Citing the numbers of soldiers who died in each war in which Americans have been involved since the War of Independence began in 1775, Johnson said Memorial Day began in 1868 as a day to place flowers on the graves of Union and Confederate soldiers at Arlington National Cemetery. The holiday is now celebrated in almost every state on the last Monday in May.
“There are 125,000 American military men and women buried on foreign soil. Thousands more are still missing,” Johnson said. “But none have been forgotten.”
Johnson, a Vietnam veteran who lives halfway between Kinston and Samson, read a letter written by a member of his American Legion Post, disabled World War II veteran Acie Taylor, 89, for Veterans Day.
“…If you are enjoying your freedom as I do, thank a veteran for your freedom. Do you know a veteran that was awarded a purple heart for wounds he received in combat? If you do, given him a thank you for he did spill his blood on a battlefield in a foreign war.
“War was hell on earth when the Americans landed on Normandy in 1944. They used 5,300 ships and landing craft, 1,500 tanks and 12,000 airplanes. But in the end, it all came down to this: 55,000 scared American young men, most not yet 20 years old, who entered a nightmare so they could save the world form Nazi Germany.
“After fighting in the hedgerows in Normandy across France, taking the town of Brest, the largest seaport in France, we were in Gen. George S. Patton’s Army. Our next battle was in the Hurtgen Forest in Germany. It was 1,300 square miles of hell on earth. The forest was so think with large trees, troops could hardly move through them. The artillery from the enemy would hit in tree tops, bursting above ground. This caused more American soldiers to die or be wounded.
“After moving from Belgium, 107 miles in the open in six-by-six trucks in heavy sleet, it was cold. We got to the forest just as it was getting pitch dark. The snow had covered everything. What our orders did not tell us was that five U.S. Army divisions had been fighting in this forest and had heavy casualties and needed help. This forest was covered with icicles, rain, snow, woods, mines, pillboxes, large bunkers, heavy mortars, heavy artillery, trench foot, frozen toes, blown off limbs. Some 30,000 soldiers died in this forest due to cold weather. Some nights the temperatures would drop to 40 below zero. The first time I changed my socks after a few days fighting in this forest, my toenails came off in my socks.

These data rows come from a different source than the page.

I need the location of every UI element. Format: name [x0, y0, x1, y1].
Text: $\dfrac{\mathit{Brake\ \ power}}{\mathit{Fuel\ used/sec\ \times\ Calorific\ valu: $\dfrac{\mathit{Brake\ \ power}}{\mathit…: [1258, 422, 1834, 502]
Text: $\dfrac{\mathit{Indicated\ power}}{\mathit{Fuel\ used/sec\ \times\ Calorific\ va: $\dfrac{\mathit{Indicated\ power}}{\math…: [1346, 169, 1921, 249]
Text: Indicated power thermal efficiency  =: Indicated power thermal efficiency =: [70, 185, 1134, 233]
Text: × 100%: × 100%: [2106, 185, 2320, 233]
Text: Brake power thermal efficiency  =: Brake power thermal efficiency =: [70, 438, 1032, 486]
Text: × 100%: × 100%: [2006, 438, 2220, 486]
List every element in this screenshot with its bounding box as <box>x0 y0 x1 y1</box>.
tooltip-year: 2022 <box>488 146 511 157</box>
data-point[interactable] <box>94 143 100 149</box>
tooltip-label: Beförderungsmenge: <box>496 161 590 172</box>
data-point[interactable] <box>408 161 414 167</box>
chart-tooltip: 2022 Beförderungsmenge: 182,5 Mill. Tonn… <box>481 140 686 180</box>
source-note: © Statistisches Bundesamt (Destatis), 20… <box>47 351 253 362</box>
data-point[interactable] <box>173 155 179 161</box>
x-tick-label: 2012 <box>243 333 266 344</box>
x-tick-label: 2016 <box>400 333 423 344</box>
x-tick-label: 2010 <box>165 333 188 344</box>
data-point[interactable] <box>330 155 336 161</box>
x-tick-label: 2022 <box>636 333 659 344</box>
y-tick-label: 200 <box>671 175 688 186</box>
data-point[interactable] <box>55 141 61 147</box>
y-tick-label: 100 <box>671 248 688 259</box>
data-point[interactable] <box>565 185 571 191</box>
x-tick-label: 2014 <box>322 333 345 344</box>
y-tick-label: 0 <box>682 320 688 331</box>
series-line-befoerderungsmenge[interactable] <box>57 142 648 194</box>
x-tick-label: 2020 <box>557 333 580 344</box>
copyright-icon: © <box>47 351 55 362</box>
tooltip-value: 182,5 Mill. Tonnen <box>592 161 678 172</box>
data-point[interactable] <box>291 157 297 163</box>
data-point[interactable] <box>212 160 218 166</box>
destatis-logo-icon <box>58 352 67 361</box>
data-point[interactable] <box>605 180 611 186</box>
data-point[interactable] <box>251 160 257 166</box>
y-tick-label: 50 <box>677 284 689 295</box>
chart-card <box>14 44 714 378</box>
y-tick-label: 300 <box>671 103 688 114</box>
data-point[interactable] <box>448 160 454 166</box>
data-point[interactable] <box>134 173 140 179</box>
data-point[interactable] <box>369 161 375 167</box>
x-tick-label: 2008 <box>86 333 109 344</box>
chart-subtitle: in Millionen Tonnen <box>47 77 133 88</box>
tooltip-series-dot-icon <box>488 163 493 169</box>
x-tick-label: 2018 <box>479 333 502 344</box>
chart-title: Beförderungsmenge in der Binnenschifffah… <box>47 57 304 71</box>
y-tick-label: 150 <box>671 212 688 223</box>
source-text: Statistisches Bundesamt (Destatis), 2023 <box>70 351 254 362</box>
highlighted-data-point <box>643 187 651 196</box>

“The 121st Infantry Regiment was awarded the Presidential Unit Citation for taking the town of Hurtgen in the forest in hand-to-hand combat. We had heavy casualties taking it. Most WWII veterans that fought in the infantry ground combat never forgot all the men they saw die such a horrible death. Most veterans of the 121st Infantry Regiment consider the forest the hardest and most deadly battle of the five battles we fought in Normandy, France, to Schwerin, Germany.
“What makes war hell on earth (is) you don’t leave it when you leave the battlefield. It has stayed with me 63 years, day and night. After 63 years, time does not dim nor cause the fading of impressions that a war had made, memories await the moment when you leave your heart unguarded, then a restless ghost appears. After 63 years, I can still feel alone and scared remembering those who were not spared. Wondering how long must elapse before I brood no more, perhaps, never in my lifetime. The 4,842 casualties of my Unit 121st Infantry Regiment, 8 Infantry Division, these men I loved, and they were the best friends I ever had. They fought for me to live free in America.”
Congressman Bobby Bright also attended the ceremony and presented a flag flown above the Capitol to Andalusia Mayor Earl Johnson, who served as master of ceremonies. The event was moved inside the Andalusia City Hall auditorium because of rain.